From the very beginning the viewer is drawn into the plot and made familiar with the characters. First and foremost is the protagonist Maggie, played by Diana Silvers and her friends group, which is refreshingly loosen up the plot. Tate Taylor manages to to muster comedic moments into the story and notes simple elements of the coming-of-age genre into the twisted nightmare. Through he doesn’t mature this elements as much as Andy Muschietti does in his remake of Stephen King’s “It”, the elements of friendship, first love and family are only good for the plot and give it a very modern touch. Whereby you also have to forgive the movie a lot to enjoy it – the audience will love and hate it for the wrong reasons, because “Ma” feels like a soap opera with a few twists and turns in the end. Even though the young actors all perform solidly, their characters all act unreasonable and naive in most situations. “Ma” makes use of the most common film clichés, because exactly these plot strands have been seen in countless film adaptations before: the typical romance, the daredevil group leader or the class clown, whose laughing pass away sooner or later.
And this is exactly the reason why it’s so refreshing to see Octavia Spencer in this movie, who blossoms in her role and has an undeniable screen presence.
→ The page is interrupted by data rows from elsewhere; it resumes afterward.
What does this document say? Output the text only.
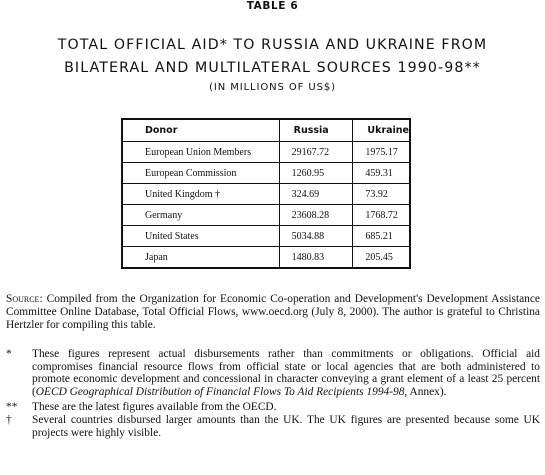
TABLE 6
TOTAL OFFICIAL AID* TO RUSSIA AND UKRAINE FROM
BILATERAL AND MULTILATERAL SOURCES 1990-98**
(IN MILLIONS OF US$)
Donor	Russia	Ukraine
European Union Members	29167.72	1975.17
European Commission	1260.95	459.31
United Kingdom †	324.69	73.92
Germany	23608.28	1768.72
United States	5034.88	685.21
Japan	1480.83	205.45
Source: Compiled from the Organization for Economic Co-operation and Development's Development Assistance Committee Online Database, Total Official Flows, www.oecd.org (July 8, 2000). The author is grateful to Christina Hertzler for compiling this table.
* These figures represent actual disbursements rather than commitments or obligations. Official aid compromises financial resource flows from official state or local agencies that are both administered to promote economic development and concessional in character conveying a grant element of a least 25 percent (OECD Geographical Distribution of Financial Flows To Aid Recipients 1994-98, Annex).
** These are the latest figures available from the OECD.
† Several countries disbursed larger amounts than the UK. The UK figures are presented because some UK projects were highly visible.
As a vengeful troublemaker she manages to create foolish paradoxical moments again and again, but also convinces in her more serious sequences. Her facial expressions offer a range from being a nice neighbor from next door to an outsider, who is striving for personal retaliation, who manages to catch the audience in a way, that you can’t do nothing but be stunned and want to know more about this certain character. Instead the script makes you wonder over and over again what Su Ann might be capable of.
Although the movie manages to entertain during it’s run time of 99 minutes and causes discomfort in you, especially the more blood comes into hand, the plot of “Ma” doesn’t testify to originality at all. However, it’s all the more invigorating that after “Us” by Jordan Peele a dark-skinned woman is allowed to play the leading role in a horror movie for the second time this year. Nevertheless, it would have been desirable to incorporate the sporadically shown flashbacks from Su Ann’s past into the plot in a more creative way, because the movie gives away it’s potential by only letting the viewer scratch on the surface and not going further into depths to look into the mysterious head of Octavia Spencer’s character Su Ann.
The film is oriented to clear stylistic elements of the horror genre, due to the oscillation between expectant suspense and bloody splashed, but drifts more and more into narrative madness in the third act, which makes the moviegoer doubt its credibility. Although Tate Taylor’s latest horror flick convinces with coherent pictures and the necessary entertainment factor, the result feels more like a B-movie, which is just for entertainment, even though the promising cast made us hope for more.